The prime minister's spokesman has denied the embarrassing allegation that Cameron only raised the subject because a lobbying firm asked him to.
The spokesman said it was "wholly unsurprising that in a conversation with the Chinese we might talk to them about intellectual property rights".
And he suggested that Bell Pottinger were simply exaggerating their influence in order to win business.
"Clearly it is in their interests to tell their clients that they can provide them with a service and that is what they appear to be doing," he said.
Bell Pottinger have also acted on behalf of the governments of Russia, Belarus, Sri Lanka and the Democratic Republic of Congo.
Shadow Cabinet Office minister Jon Trickett accused the government of being "too close to corporate interests". Labour has called for a minister to make a statement to MPs in the Commons this afternoon on the subject.
"These are very serious allegations involving a former member of the Conservative frontbench as well as some of David Cameron's closest confidants inside Downing Street and his cheerleaders in the media," he said.
"We have been calling on the government to implement a statutory register of lobbyists.

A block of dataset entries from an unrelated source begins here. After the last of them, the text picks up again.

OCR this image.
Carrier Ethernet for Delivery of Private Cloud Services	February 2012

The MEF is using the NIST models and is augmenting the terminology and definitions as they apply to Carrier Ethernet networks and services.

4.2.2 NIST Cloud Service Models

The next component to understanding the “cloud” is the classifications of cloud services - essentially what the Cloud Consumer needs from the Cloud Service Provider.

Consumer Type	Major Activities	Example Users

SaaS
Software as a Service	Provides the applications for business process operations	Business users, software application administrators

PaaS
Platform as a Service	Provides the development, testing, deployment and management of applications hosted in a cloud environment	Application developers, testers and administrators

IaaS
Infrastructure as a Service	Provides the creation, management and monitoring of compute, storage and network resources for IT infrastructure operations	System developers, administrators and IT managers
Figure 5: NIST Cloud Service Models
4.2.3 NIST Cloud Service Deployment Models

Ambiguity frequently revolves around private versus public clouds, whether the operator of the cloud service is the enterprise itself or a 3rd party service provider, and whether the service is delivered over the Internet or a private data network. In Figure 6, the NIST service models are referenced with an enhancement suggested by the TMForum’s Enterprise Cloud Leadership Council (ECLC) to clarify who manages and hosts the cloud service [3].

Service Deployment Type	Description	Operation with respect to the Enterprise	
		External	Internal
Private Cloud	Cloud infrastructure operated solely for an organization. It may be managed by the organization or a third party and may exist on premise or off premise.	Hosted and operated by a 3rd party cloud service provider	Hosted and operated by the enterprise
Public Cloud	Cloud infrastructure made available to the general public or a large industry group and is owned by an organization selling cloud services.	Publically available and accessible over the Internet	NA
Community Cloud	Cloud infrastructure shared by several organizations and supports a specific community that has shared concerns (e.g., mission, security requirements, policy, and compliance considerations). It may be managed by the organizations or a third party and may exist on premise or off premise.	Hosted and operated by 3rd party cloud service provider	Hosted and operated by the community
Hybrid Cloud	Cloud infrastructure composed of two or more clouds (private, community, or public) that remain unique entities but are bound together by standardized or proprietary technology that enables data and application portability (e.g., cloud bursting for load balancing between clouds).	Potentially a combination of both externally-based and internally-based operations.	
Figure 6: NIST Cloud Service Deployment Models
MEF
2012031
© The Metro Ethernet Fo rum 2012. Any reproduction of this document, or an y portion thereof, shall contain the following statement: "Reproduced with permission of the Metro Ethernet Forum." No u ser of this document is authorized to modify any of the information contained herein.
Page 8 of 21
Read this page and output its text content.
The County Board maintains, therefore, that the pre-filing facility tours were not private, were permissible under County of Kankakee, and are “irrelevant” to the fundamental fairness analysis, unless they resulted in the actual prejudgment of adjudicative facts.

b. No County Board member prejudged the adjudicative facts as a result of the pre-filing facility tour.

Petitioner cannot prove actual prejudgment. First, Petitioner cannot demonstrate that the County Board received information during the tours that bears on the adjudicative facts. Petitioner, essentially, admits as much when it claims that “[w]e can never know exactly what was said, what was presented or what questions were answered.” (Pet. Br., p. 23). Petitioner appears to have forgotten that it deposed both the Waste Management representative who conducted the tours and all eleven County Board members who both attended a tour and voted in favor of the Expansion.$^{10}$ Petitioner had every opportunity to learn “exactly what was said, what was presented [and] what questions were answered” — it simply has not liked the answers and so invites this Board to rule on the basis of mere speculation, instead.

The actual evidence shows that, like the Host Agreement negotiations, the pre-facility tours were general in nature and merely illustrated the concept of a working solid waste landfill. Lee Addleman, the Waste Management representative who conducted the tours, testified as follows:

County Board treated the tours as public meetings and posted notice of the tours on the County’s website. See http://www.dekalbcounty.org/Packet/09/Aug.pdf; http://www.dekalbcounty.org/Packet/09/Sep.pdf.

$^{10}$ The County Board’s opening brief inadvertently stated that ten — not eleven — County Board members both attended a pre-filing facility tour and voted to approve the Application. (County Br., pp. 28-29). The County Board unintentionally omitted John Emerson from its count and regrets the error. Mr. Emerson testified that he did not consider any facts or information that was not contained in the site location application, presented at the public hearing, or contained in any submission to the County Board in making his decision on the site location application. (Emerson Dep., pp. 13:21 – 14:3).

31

We need reform to ensure that there is no question of the rich and powerful buying access to the Prime Minister and his advisers."
This afternoon in the Commons Labour MP John Cryer will urge MPs to back his call for a statutory register of lobbyists. Writing on Politics Home today, Cryer said current arrangements meant it was "legal to bribe an MP".
"The prime minister’s weak-kneed pleas for a register of lobbyists will do very little. Trying to influence politics by argument and persuasion is fine. Trying to do it through money is just wrong – but big companies and banks are up to it all the time," he said.